Friday, January 1, 2010

I Hereby Resolve...

I celebrated the New Year by looking at my horoscope - Susan Miller advised me to figure out which bad habit was always cropping up to set me back. Peering into the lights of the Christmas tree (as much as one can peer into a strand of twelve budget lights on a misshapen pine branch), I thought for a while.

"Self-sabotage. That's my worst habit." I remembered all the incidents of self-inflicted ill-timing (Norwich stage dive anyone?), strings broken at key moments mid-show and me with no spare G or D. Relationships I knew were only going to lead straight to the sackcloth, or the therapist's couch, often embarked on just as I had a new record out. Split-second decisions made almost in defiance of good judgment and the resulting fallout that constitutes, if not the entire thing, then at least major portions of my adult life.

I blame a lot of it on being half-Irish. Who is more willfully negative and fatalistic than an Irishman or woman? Things are bound to mess up anyway, so having a hand in the disaster at least lends a sense of control.

But how to change something so ingrained, so much a part of my makeup? It would be like asking someone to have their dodgy eyes exchanged for a better pair. The new ones would help you see better, but all the adapting you'd learned, the odd perspective you'd grown up with and adjusted your behavior to, would have to go out the window. Leaving you more effective, possibly, but in a cold Children Of The Corn kind of way.

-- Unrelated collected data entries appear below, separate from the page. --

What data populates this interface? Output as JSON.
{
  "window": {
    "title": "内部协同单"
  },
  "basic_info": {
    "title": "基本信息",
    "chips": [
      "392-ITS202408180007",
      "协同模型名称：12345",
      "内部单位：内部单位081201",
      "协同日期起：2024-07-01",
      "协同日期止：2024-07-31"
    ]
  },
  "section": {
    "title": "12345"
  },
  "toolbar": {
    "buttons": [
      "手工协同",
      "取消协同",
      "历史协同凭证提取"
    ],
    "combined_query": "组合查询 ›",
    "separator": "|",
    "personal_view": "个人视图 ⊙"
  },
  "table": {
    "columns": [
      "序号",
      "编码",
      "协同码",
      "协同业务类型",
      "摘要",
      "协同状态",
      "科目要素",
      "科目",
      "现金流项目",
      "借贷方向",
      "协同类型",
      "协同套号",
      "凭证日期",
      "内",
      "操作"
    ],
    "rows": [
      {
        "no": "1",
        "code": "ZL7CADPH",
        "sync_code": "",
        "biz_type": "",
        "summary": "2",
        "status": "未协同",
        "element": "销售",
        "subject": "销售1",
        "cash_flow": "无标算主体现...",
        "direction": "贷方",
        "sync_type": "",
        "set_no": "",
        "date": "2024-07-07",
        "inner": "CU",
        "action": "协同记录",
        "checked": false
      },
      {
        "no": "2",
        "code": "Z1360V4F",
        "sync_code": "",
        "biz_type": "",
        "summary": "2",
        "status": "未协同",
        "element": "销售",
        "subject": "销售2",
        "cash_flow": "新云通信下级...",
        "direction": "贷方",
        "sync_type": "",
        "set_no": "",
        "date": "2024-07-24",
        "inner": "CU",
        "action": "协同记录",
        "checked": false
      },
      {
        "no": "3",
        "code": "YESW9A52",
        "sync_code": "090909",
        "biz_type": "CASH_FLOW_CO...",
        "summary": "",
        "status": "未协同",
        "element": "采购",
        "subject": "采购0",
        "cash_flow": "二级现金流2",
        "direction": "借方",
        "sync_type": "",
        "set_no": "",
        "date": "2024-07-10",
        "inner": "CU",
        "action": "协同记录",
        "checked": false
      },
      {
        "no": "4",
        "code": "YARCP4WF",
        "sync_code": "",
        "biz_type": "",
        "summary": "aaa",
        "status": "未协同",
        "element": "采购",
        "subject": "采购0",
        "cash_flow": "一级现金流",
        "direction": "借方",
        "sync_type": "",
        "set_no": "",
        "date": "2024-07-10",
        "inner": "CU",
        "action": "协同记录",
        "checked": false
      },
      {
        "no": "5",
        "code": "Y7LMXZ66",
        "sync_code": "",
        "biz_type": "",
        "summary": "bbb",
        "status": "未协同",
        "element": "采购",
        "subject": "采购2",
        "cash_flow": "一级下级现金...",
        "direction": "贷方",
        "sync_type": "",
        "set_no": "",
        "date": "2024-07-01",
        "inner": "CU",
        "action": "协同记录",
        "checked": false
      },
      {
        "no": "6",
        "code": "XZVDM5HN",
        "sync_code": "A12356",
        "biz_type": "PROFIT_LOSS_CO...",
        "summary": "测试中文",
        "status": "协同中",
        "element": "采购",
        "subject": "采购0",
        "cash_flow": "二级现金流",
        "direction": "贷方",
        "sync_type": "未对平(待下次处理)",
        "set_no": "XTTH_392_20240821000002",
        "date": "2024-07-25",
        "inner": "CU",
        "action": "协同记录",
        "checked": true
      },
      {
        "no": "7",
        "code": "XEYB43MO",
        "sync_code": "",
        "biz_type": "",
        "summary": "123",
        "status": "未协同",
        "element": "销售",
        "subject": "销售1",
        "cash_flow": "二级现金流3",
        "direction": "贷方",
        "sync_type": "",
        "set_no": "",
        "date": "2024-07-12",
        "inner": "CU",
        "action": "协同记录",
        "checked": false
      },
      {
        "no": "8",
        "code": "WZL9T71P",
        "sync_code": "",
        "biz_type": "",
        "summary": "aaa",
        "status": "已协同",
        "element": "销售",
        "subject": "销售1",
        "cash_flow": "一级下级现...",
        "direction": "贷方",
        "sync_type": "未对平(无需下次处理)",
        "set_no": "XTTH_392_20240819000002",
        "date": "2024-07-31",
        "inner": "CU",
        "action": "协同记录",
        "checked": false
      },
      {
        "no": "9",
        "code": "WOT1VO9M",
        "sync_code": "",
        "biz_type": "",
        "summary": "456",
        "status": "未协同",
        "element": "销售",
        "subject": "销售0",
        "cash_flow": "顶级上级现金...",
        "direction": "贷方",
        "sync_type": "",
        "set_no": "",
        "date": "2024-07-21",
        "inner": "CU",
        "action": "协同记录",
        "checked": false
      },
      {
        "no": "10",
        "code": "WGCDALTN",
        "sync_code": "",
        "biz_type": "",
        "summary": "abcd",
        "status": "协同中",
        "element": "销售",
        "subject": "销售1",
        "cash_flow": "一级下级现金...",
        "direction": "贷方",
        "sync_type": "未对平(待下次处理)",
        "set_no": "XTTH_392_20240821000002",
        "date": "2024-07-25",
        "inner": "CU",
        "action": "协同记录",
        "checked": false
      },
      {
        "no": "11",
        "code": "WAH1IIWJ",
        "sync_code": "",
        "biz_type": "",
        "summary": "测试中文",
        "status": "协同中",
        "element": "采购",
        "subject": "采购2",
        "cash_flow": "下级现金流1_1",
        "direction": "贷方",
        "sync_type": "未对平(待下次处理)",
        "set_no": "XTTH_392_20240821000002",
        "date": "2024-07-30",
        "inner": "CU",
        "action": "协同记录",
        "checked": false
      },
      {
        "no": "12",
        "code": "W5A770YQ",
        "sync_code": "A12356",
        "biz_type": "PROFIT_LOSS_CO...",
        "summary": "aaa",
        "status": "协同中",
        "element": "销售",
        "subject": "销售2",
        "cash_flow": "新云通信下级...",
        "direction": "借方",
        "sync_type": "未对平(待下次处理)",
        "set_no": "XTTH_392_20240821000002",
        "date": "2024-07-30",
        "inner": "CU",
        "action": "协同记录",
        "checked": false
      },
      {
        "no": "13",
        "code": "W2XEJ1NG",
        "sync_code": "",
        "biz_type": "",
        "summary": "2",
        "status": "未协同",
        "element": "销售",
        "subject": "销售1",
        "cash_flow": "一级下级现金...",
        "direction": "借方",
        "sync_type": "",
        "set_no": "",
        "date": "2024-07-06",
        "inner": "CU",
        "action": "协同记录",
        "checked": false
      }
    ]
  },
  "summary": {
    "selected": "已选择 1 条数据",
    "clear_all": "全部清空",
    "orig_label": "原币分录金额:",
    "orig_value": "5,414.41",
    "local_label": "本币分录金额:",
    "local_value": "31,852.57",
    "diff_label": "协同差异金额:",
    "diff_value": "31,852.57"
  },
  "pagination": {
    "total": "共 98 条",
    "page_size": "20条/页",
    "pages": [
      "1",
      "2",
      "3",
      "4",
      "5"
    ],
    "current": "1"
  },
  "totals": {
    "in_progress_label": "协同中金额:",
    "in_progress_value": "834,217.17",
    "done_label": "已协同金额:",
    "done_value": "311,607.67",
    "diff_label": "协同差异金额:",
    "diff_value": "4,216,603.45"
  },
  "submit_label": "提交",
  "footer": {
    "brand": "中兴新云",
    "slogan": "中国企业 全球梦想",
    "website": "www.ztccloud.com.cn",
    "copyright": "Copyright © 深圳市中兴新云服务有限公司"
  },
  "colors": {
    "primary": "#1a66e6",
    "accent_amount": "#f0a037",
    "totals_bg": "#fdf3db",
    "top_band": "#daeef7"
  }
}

No, I decided that maybe the best course of action was to work with the bad habit. To embrace my contrariness. By cannily planning to do the opposite of what I should be doing, surely I might succeed about 50% of the time, due to ingrained bloody-mindedness and the law of averages?

So here are my new year's resolutions:

Drink more - one or two glasses of wine a night is not nearly enough. Why not aim for a whole bottle?

Why bother trying to maintain some kind of an artistic profile? Putting out records, busting my ass booking and playing shows, maintaining websites, trying to get promoters to put my name on the poster - why? Embrace obscurity. Demand to play in a darkened corner of the stage, wearing a hood, with my back to the audience. Become a "whatever happened to?", another Bobbie Gentry.

Accept that I may have already said everything I need to say. Exalt in the emptiness.

All my journals over the years sing the same sad refrain: "I need to make more money." "How can I make more money?" "There must be some way to make more money." Never seems to work. This year my goal is to earn less. Or nothing.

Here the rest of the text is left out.